Friday, December 19, 2014

Music - Figuring It Out for Yourself

My transcription of a tune I'm learning -
a work in progress
You don’t really learn something until you learn it yourself in your own way. For example, I remember finding other people's instructions on how to play by ear and re-blogging this information long before I had ever tried it myself. That was over three years ago. Now that I am five weeks into attempting to learn tunes by ear I'm developing an inkling of an idea of how to do this based on how I’ve managed to do it thus far.

After a full year of playing by ear I'll have an even better understanding of the process and a more refined way of doing it. Chances are what works for me - my eventual way of understanding it or describing it - may be different than the way it was explained in those instructions written by others.

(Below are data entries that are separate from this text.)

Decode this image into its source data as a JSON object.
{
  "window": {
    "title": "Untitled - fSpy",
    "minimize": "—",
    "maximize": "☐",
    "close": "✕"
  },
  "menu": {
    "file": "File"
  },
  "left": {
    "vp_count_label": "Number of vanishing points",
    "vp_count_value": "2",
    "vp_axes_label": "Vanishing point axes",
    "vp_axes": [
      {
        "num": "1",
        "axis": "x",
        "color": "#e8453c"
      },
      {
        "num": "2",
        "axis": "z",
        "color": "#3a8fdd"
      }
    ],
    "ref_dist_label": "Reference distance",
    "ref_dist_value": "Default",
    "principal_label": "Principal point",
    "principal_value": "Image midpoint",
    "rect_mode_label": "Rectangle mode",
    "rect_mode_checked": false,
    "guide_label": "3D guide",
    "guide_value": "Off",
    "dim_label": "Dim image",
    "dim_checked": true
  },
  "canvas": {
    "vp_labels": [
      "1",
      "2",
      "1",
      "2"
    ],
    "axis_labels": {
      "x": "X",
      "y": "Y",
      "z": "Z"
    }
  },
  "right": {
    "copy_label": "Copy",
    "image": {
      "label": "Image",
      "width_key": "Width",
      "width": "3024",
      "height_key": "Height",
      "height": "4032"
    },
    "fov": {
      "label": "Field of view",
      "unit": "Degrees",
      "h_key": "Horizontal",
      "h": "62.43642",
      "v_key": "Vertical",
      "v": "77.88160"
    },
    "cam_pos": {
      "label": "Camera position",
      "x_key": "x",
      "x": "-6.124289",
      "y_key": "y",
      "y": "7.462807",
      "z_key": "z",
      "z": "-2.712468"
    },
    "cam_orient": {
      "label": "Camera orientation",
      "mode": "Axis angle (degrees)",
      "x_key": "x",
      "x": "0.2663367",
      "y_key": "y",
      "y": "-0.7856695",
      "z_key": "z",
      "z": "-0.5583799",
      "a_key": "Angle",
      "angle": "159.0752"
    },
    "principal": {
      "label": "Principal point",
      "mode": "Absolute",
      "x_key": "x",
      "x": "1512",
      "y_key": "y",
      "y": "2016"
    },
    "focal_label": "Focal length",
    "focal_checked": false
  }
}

Another example is the chord player who refers to a chord chart to tell her when to go to the IV chord, the V chord, and so on.  If instead she learned through trial and error by relying on her ear to tell her what’s right and what’s wrong rather than what some guy wrote on some sheet or even what some teacher said to do, then not only is she learning in a more direct, intuitive fashion, but she may also happen upon personal harmonic preferences, such as hearing a minor sounding chord that the chart omitted.

When you figure something out for yourself, you learn what's important and what you can leave out.  My chicken-scratch transcriptions make sense to me and don't need to be any clearer for my use and understanding, but would be confusing for someone else. A lot of people will say when you are learning a new song you figure out what the chords are first and then go from there.  I may be wrong in my approach and this may be an incomplete view, but I don't really even think about or care about chords. I think in terms of melody. That's what's important to me.

I like to learn the melody first and then go from there.  I understand theory well enough to know what chords would be available in the scale being used, but I don't need to know that to play the tune.  I might harmonize a melody note with another note - that's similar to the idea of a chord. It took figuring this out on my own for me to personally decide what's important and what's not.

One impact I hope learning by ear will have is, rather than being so focused on just playing the notes - a "midi" style melody - I can shift my focus to articulating the general feel, rhythm and vibrato of the piece. You don’t need a book telling you where to do a triplet or hammer-on, you just hear the need for it in the music and do so automatically.